The DC motor is made in two parts; the rotating armature and the fixed field windings. The field windings, also called the stator, surrounds the armature. The field windings are made of tightly wound coils of wire inside the motor case. The armature, also called the rotor, is another set of coils of wire wound round the central shaft. The armature is connected to the field windings through brushes. The brushes are spring loaded contacts pressing against the commutator. The commutator sends the electricity in a circular pattern to armature windings. A series-wound motor has the armature and the field windings connected in series. A series-wound DC motor has a low electrical resistance. When voltage is applied to the motor, it makes a strong magnetic field inside the motor.[1] This produces a high amount of torque, so it is good for starting a train. If more current than needed is sent to the motor, there would be too much torque and the wheels would spin. If too much current is sent to the motor, it could damage the motor. Resistors are used to limit the current when the motor starts.

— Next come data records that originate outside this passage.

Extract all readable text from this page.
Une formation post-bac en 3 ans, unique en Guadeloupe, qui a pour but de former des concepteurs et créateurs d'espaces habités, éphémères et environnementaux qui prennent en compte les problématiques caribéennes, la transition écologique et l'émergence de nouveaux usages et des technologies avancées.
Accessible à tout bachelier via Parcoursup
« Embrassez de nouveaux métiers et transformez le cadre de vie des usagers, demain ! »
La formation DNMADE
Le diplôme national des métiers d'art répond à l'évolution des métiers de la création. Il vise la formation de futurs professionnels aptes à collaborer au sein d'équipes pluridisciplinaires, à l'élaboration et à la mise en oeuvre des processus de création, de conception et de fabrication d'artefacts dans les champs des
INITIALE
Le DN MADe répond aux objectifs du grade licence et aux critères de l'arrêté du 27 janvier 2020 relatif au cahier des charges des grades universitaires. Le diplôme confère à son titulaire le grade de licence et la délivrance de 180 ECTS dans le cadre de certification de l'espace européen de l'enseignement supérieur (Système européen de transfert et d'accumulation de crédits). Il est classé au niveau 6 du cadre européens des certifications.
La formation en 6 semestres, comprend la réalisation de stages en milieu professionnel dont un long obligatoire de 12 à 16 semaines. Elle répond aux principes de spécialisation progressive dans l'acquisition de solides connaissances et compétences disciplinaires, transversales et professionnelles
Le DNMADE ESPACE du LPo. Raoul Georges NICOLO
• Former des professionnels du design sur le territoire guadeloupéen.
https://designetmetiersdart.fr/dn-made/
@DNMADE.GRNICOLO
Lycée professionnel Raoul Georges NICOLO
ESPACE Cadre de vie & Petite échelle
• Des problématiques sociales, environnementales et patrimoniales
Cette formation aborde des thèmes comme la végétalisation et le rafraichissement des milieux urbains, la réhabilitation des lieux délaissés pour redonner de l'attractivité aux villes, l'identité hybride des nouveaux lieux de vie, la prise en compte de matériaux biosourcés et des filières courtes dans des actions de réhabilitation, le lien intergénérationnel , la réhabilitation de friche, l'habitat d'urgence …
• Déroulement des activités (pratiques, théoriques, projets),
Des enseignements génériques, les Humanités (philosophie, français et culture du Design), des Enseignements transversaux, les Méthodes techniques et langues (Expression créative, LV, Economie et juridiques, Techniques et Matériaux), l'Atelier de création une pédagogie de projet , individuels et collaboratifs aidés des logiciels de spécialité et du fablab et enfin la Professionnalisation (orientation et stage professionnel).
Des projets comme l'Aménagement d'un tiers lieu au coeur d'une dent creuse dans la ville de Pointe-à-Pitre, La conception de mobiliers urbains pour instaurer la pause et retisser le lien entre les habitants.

As the DC motor starts to turn, the magnetic fields inside start to join together. They create an internal voltage. This electromagnetic force (EMF) works against the voltage sent to the motor. The EMF controls the current flow in the motor. As the motor speeds up, the EMF falls. Less current flows into the motor, and it makes less torque. The motor will stop increasing its speed when the torque matches (is the same as) the drag on the train. To accelerate the train, more voltage must be sent to the motor. One or more resistors are removed to increase the voltage. This will increase the current. The torque will increase, and so will the speed of the train. When no resistors are left in the circuit, full line voltage is applied directly to the motor.

On an electric train, the train driver originally had to control the speed by changing the resistance manually. By 1914, automatic acceleration was being used. This was achieved by an accelerating relay in the motor circuit. This was often called a notching relay. The relay would watch the fall of current and control the resistance. All the driver had to do was select low, medium or full speed. These speeds are called shunt, series and parallel from the way the motors were wired.

Road vehicles

See also: Hybrid electric vehicle and Electric vehicle

Traditionally road vehicles (cars, buses and trucks) have used diesel or gasoline engines with a transmission. In the latter part of the 20th century, vehicles with electrical transmission systems began to be developed. These vehicles have a source of electricity from batteries or fuel cells. They may also be powered by an internal combustion engines.

A benefit from using electric motors is that some types can generate energy. They act as a dynamo during braking. This helps improve the efficiency of the vehicle.

Cooling

Because of the high power levels used by traction motors, they create a lot of heat. They usually require colling, often with forced air.